Le parti pirate, qui en est une émanation, est libertarien. C'est donc très logiquement qu'il se trouve du même coté que les géants de l'internet qui exploitent les contenus et gagnent des fortunes sur la publicité qu'ils génèrent. L'évolution de l'économie numérique a placé les GAFA en position de quasi monopole, jouissant d'une puissance financière supérieure à bien des Etats développés. On sait depuis un moment que les libertariens font cause commune avec Google, que les patrons de la Silicon Valley ont des convictions libertariennes. Ils étaient quand même beaucoup, samedi en Allemagne, à s'être aventurés dans le vrai monde (en "IRL") pour défendre "leur" internet...

>> Le parlement européen a adopté la réforme ce matin.


Dans la rue à Berlin pour « sauver internet »
ATS, 20minutes - 23 mar 2019
https://www.20min.ch/ro/news/monde/story/Dans-la-rue-a-Berlin-pour--sauver-internet--16851424


Des dizaines de milliers de manifestants ont défilé samedi partout en Allemagne pour « sauver internet ». Ils ont exhorté les eurodéputés à voter contre la future réforme européenne du droit d'auteur qu'ils jugent néfaste à la création en ligne. Le Parlement européen doit se prononcer mardi sur une adoption définitive de ce projet controversé de directive révisée, présenté par la Commission européenne en septembre 2016.

Plus de 170 artistes et journalistes français ont signé une tribune en faveur de la réforme européenne du droit d'auteur, soumise à un vote final mardi. Parmi eux, figurent l'actrice Sandrine Bonnaire, le dessinateur Enki Bilal ou le compositeur Jean-Jacques Goldman. Cette tribune, publiée dans le Journal du dimanche, débute sous la forme d'une fable intitulée « les bons géants qui devinrent ogres ». Elle raconte comment les GAFA, géants au départ altruistes, sont devenus des ogres motivés par l'argent, résistant à toute forme de régulation. Le texte dénonce les « sommes vertigineuses » dépensées par ces géants d'Internet pour combattre le projet de directive révisant le droit d'auteur. (...)

En Suisse, plus d'un millier de personnes ont défilé à Zurich contre ce projet de réforme du droit d'auteur, selon l'organisation Société numérique. Cette dernière a co-organisé la manifestation avec le Parti pirate et l'Alliance pour un droit d'auteur équitable en Suisse (Allianz für ein faires Urheberrecht in der Schweiz). Le Conseil des Etats souhaite attendre l'évolution de la situation au sein de l'Union européenne avant de se prononcer sur cette révision. Il y a deux semaines, il a décidé de renvoyer le projet à sa commission.

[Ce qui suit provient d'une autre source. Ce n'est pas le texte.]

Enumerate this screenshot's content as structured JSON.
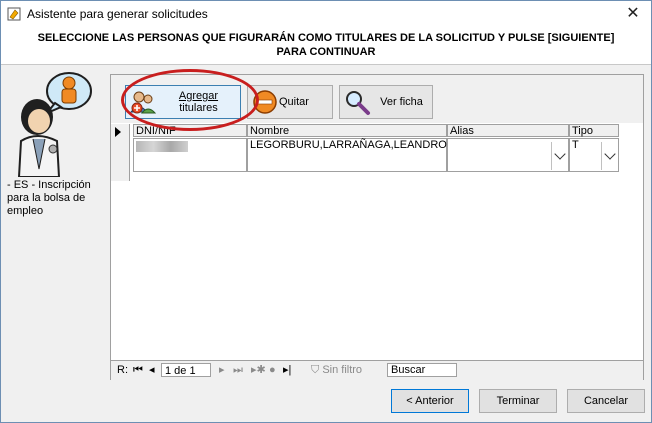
{
  "window": {
    "title": "Asistente para generar solicitudes"
  },
  "header": {
    "instruction": "SELECCIONE LAS PERSONAS QUE FIGURARÁN COMO TITULARES DE LA SOLICITUD Y PULSE [SIGUIENTE] PARA CONTINUAR"
  },
  "left": {
    "caption": "- ES - Inscripción para la bolsa de empleo"
  },
  "toolbar": {
    "agregar_line1": "Agregar",
    "agregar_line2": "titulares",
    "quitar_label": "Quitar",
    "ver_label": "Ver ficha"
  },
  "grid": {
    "columns": [
      "DNI/NIF",
      "Nombre",
      "Alias",
      "Tipo"
    ],
    "rows": [
      {
        "dni": "",
        "nombre": "LEGORBURU,LARRAÑAGA,LEANDRO",
        "alias": "",
        "tipo": "T"
      }
    ]
  },
  "navigator": {
    "record_label": "R:",
    "position": "1 de 1",
    "filter_label": "Sin filtro",
    "search_placeholder": "Buscar"
  },
  "buttons": {
    "anterior": "< Anterior",
    "terminar": "Terminar",
    "cancelar": "Cancelar"
  },
  "colors": {
    "highlight": "#c81e1e",
    "selected_button": "#e5f1fb"
  },
  "icons": [
    "app-icon",
    "close-icon",
    "person-wizard-icon",
    "add-people-icon",
    "remove-icon",
    "magnifier-icon",
    "dropdown-chevron-icon",
    "funnel-icon"
  ]
}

Les manifestants à Berlin (15.000 selon les organisateurs), Munich (40.000 selon la police) ou encore Cologne, généralement jeunes, portaient des pancartes comme « Ne cassez pas notre internet ! », « Je ne suis pas un BOT (programme informatique qui envoie automatiquement des messages, NDLR)» ou encore « la liberté d'expression n'est malheureusement pas disponible dans ton pays ». « Nous avons vraiment besoin d'une réforme du droit d'auteur qui simplifie et uniformise tout au niveau européen, mais les intérêts de l'industrie se sont à nouveau affirmés ici », a expliqué Julia Reda, députée européenne du parti Pirate allemand fortement mobilisée contre ce projet. Elle a proposé que la réforme soit votée, mais sans ses aspects controversés. Elle a invité les différentes parties à « s'asseoir derrière une table et voir comment nous pouvons nous assurer, d'une part, que les grandes plateformes redistribuent une partie de leurs profits aux artistes et, d'autre part, que l'internet libre reste protégé ».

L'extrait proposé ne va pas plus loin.